Why nuclear power would be catastrophic for the shipping industry

Nuclear power being used to propel ships could be catastrophic, according to one of the most famous names in shipping, but the damage would be to the fundamental shipping markets rather than the usual environmental concerns about using atomic energy.

Speaking at a shipping webinar organised by the Norwegian Business Association Singapore yesterday, Andreas Sohmen-Pao, the chairman of BW Group, discussed multiple fuels of the future. On nuclear, he warned of the potentially huge market shifts the fuel could bring to shipping.

Nuclear power for shipping has been making headlines this year, and Sohmen-Pao said BW had looked at three nuclear-related companies recently.
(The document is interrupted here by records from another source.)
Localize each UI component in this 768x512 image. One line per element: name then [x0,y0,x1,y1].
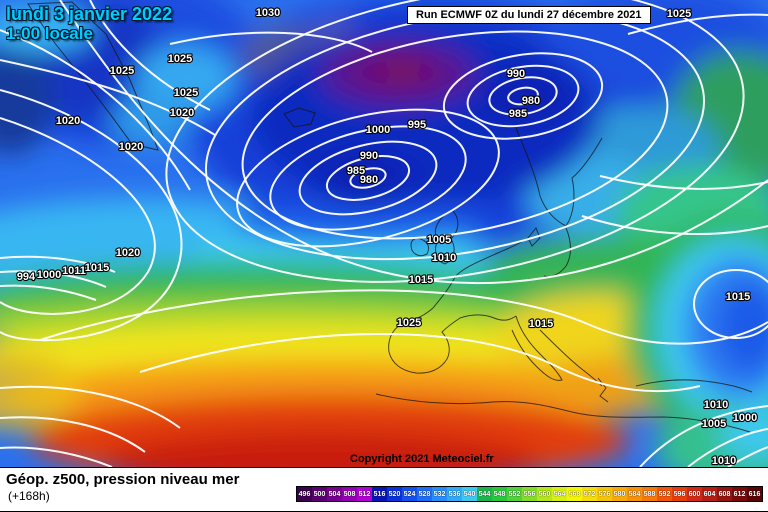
pressure-label: 1020 [56,115,80,127]
pressure-label: 1010 [712,455,736,467]
pressure-label: 1005 [702,418,726,430]
scale-cell: 516 [372,487,387,501]
scale-cell: 508 [342,487,357,501]
scale-cell: 584 [627,487,642,501]
scale-cell: 608 [717,487,732,501]
pressure-label: 1011 [62,265,86,277]
pressure-label: 995 [408,119,426,131]
scale-cell: 564 [552,487,567,501]
run-info-box: Run ECMWF 0Z du lundi 27 décembre 2021 [407,6,651,24]
scale-cell: 528 [417,487,432,501]
local-time-text: 1:00 locale [6,24,93,44]
scale-cell: 612 [732,487,747,501]
scale-cell: 544 [477,487,492,501]
pressure-label: 985 [509,108,527,120]
scale-cell: 540 [462,487,477,501]
scale-cell: 512 [357,487,372,501]
pressure-label: 985 [347,165,365,177]
pressure-label: 1025 [110,65,134,77]
color-scale-bar: 496 500 504 508 512 516 520 524 528 532 536 540 544 5… [296,486,763,502]
scale-cell: 600 [687,487,702,501]
pressure-label: 1020 [119,141,143,153]
forecast-hour: (+168h) [8,489,50,503]
scale-cell: 556 [522,487,537,501]
pressure-label: 1025 [397,317,421,329]
scale-cell: 560 [537,487,552,501]
scale-cell: 588 [642,487,657,501]
scale-cell: 536 [447,487,462,501]
pressure-label: 1010 [432,252,456,264]
pressure-label: 1020 [170,107,194,119]
pressure-label: 1015 [409,274,433,286]
scale-cell: 572 [582,487,597,501]
pressure-label: 1010 [704,399,728,411]
date-overlay: lundi 3 janvier 2022 1:00 locale [6,4,172,43]
map-title: Géop. z500, pression niveau mer [6,471,240,488]
pressure-label: 1000 [366,124,390,136]
pressure-label: 980 [522,95,540,107]
scale-cell: 496 [297,487,312,501]
pressure-label: 1025 [667,8,691,20]
geopotential-field [0,0,768,467]
coastlines [27,1,753,433]
scale-cell: 592 [657,487,672,501]
scale-cell: 520 [387,487,402,501]
pressure-label: 1020 [116,247,140,259]
scale-cell: 576 [597,487,612,501]
scale-cell: 504 [327,487,342,501]
pressure-label: 1000 [37,269,61,281]
isobar-contours [0,0,768,467]
scale-cell: 604 [702,487,717,501]
map-canvas: 1030 1025 1025 1025 1025 1020 1020 1020 1000 995 9… [0,0,768,467]
pressure-label: 1030 [256,7,280,19]
map-svg: 1030 1025 1025 1025 1025 1020 1020 1020 1000 995 9… [0,0,768,467]
pressure-labels: 1030 1025 1025 1025 1025 1020 1020 1020 1000 995 9… [16,6,759,467]
scale-cell: 532 [432,487,447,501]
pressure-label: 1025 [168,53,192,65]
pressure-label: 1000 [733,412,757,424]
pressure-label: 1015 [726,291,750,303]
pressure-label: 990 [507,68,525,80]
pressure-label: 994 [17,271,36,283]
scale-cell: 548 [492,487,507,501]
date-text: lundi 3 janvier 2022 [6,4,173,24]
pressure-label: 1005 [427,234,451,246]
pressure-label: 1025 [174,87,198,99]
pressure-label: 1015 [85,262,109,274]
copyright-text: Copyright 2021 Meteociel.fr [350,453,494,465]
pressure-label: 980 [360,174,378,186]
scale-cell: 596 [672,487,687,501]
scale-cell: 500 [312,487,327,501]
scale-cell: 524 [402,487,417,501]
scale-cell: 568 [567,487,582,501]
pressure-label: 1015 [529,318,553,330]
pressure-label: 990 [360,150,378,162]
scale-cell: 580 [612,487,627,501]
scale-cell: 616 [747,487,762,501]
footer-bar: Géop. z500, pression niveau mer (+168h) … [0,467,768,512]
scale-cell: 552 [507,487,522,501]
On the possible advent of nuclear powered ships becoming widespread in merchant shipping, Sohmen-Pao said: “The change in the industry is going to be massive and maybe catastrophic because you will have ships going 50% faster because the fuel is essentially free once you’ve paid the up front capex investment and the tanks will be empty because you will have cheap electricity around the world without intermittency.”

He argued that in the advent that safe nuclear technology is developed on land and at sea there would be far less ships needed as vessels would travel faster and they would not be needed to transport energy. Approximately 40% of the world’s fleet today carries energy.
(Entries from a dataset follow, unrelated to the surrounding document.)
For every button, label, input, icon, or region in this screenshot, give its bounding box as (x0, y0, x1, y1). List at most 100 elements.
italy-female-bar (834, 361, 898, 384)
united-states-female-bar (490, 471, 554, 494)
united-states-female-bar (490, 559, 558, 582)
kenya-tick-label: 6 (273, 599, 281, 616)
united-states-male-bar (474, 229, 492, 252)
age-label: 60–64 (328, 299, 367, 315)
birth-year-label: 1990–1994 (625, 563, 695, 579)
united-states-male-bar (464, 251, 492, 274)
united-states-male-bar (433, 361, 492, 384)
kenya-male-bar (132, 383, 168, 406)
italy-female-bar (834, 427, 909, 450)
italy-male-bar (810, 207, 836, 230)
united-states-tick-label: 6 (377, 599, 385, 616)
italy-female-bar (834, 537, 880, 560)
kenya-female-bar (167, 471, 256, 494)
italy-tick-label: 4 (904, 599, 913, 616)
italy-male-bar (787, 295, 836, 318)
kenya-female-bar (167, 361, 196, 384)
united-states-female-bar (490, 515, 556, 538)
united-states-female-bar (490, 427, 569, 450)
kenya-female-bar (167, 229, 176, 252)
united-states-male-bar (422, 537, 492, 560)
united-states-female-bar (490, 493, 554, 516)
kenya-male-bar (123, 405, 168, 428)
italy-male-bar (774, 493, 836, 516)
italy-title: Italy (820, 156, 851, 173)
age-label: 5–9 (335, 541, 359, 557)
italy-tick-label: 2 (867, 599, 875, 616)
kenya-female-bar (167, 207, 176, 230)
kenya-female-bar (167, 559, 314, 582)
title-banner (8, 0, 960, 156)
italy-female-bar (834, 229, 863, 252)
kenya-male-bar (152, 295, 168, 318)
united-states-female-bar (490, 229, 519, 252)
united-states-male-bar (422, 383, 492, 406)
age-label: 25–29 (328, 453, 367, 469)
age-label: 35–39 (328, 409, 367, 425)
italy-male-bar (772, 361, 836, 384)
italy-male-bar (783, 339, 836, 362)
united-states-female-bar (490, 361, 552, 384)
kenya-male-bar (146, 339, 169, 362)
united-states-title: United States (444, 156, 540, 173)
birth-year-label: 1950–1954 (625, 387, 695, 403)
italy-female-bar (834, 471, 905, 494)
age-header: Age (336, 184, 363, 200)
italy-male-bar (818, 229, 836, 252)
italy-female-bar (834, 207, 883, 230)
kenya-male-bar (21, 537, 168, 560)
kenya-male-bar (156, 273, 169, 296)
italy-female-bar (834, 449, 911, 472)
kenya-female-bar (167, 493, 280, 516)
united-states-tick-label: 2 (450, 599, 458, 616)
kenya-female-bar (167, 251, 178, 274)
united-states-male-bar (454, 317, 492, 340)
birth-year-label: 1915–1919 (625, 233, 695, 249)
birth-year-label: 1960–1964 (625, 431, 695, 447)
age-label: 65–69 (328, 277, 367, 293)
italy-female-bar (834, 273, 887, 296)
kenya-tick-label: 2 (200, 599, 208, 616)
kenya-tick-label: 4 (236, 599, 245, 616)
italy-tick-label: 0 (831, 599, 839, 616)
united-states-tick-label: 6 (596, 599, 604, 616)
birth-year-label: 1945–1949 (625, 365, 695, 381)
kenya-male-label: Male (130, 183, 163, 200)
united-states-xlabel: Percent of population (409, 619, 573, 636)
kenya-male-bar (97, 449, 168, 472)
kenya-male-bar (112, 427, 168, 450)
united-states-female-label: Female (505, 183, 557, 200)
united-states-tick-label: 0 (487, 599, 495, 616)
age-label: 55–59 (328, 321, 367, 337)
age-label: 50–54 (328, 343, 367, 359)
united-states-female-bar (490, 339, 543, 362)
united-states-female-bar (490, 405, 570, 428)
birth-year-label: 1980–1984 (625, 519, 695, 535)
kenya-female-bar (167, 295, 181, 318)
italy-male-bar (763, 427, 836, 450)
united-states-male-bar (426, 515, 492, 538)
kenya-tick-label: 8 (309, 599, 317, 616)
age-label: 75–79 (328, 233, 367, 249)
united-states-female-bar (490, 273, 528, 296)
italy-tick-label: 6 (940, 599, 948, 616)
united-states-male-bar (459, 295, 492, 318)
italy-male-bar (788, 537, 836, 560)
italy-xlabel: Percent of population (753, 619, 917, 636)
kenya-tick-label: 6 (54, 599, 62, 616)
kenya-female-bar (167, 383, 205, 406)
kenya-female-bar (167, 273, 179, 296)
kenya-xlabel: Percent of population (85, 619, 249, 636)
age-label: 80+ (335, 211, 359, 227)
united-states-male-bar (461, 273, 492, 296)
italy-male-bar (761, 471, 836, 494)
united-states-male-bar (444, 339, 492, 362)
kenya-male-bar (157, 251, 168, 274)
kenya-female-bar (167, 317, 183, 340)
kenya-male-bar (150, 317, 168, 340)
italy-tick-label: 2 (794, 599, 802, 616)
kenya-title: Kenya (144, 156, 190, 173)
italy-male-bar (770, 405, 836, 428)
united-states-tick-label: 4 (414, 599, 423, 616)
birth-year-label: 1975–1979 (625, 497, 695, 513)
“It’s probably a long way off,” Sohmen-Pao conceded.

Speaking on the same panel, Laurence Odfjell, chairman of Odfjell Group, said nuclear power for ships was a “long shot” as ships move around the world and would then need approval from authorities across the globe. It was more likely safe new nuclear technology would be deployed at fixed locations, Odfjell suggested.

Mikal Bøe, founder of marine nuclear battery company CORE-POWER suggested in an article for Splash last month: “The reality is that the only viable technology which can deliver a durable combination of close-to-zero emissions, marine-level reliability, walk-away safety and competitive economics, is atomic energy.”

“I think that in 50 years nuclear molten-salt-reactors will be par for the course in the shipping industry, and we will look back at the current time and wonder why we dabbled in alternative pathways for greenhouse gas-free propulsion,” Bjørn Højgaard, the CEO of Hong Kong shipmanager Anglo-Eastern told sister title Splash Extra last month.

Sam Chambers

Starting out with the Informa Group in 2000 in Hong Kong, Sam Chambers became editor of Maritime Asia magazine as well as East Asia Editor for the world’s oldest newspaper, Lloyd’s List. In 2005 he pursued a freelance career and wrote for a variety of titles including taking on the role of Asia Editor at Seatrade magazine and China correspondent for Supply Chain Asia. His work has also appeared in The Economist, The New York Times, The Sunday Times and The International Herald Tribune.


  1. Shipmanagers are skilled in primitive technology. Let’s not force them to go beyond the crank!

    1. Yep, a pipe, a pump and a tank are about all they would have to manage with a MSR, so maybe they could handle it.

  2. Interesting (albeit academic) argument against a nuclear-powered merchant marine fleet …
    Methinks a forum of sailboat owner/operators may have pointed out a similar list of concerns as engine-powered vessels made their debut on the high seas …

  3. Electric vehicle transformation is imminent. This is going to lead to a collapse of energy fuel transportation by ships. Nuclear powered ships are still a futuristic dream.

    1. The US, England, France, USSR, China, Japan navies all have decades of experience with nuclear powered ships of all sizes and purposes with minimal problems. It’s stupid not to use this experience where is could so readily be applied.

    1. 50 years ago, recall as a very young lad, our English teacher saying to the class that one day we would be able to talk on a phone and see the person we were talking to. However he failed to mention about banking, watching videos on a mobile phone etc. As sure as night follows day Nuclear powered merchant vessels will be plying our oceans with minimal fuss and concerns with all the increased skill levels required for operation and monitoring.

  4. In any case fifty percent of oil (Petroleum) is consumed by vehicles, won’t be the there in the near future, because of the battery technology. What is left is the shipping industry …….

    1. I think the concern about that is covered here. EV’s still have to charge from somewhere, and right now a lot of that is provided by fossil fuels that still need shipped to power plants at massive scales. If those power plants convert to nuclear, the subject of the article speculates, the shipping industry will loose a lot of market.

      There are lots of problems with the argument. Changing from shipped fuel sources to locally generated or ultra-high energy density fuel (nuclear, either fission or fusion) has to come. Electrifying our vehicles is part of a means to that end, bit ultimately there is a limited supply of low energy density chemical fuel to be mined. Also, it’s absurd to think that the world will just suddenly not want stuff shipped as the price and costs of shipping go down. But shipping WILL have to adapt, and frankly they are already behind.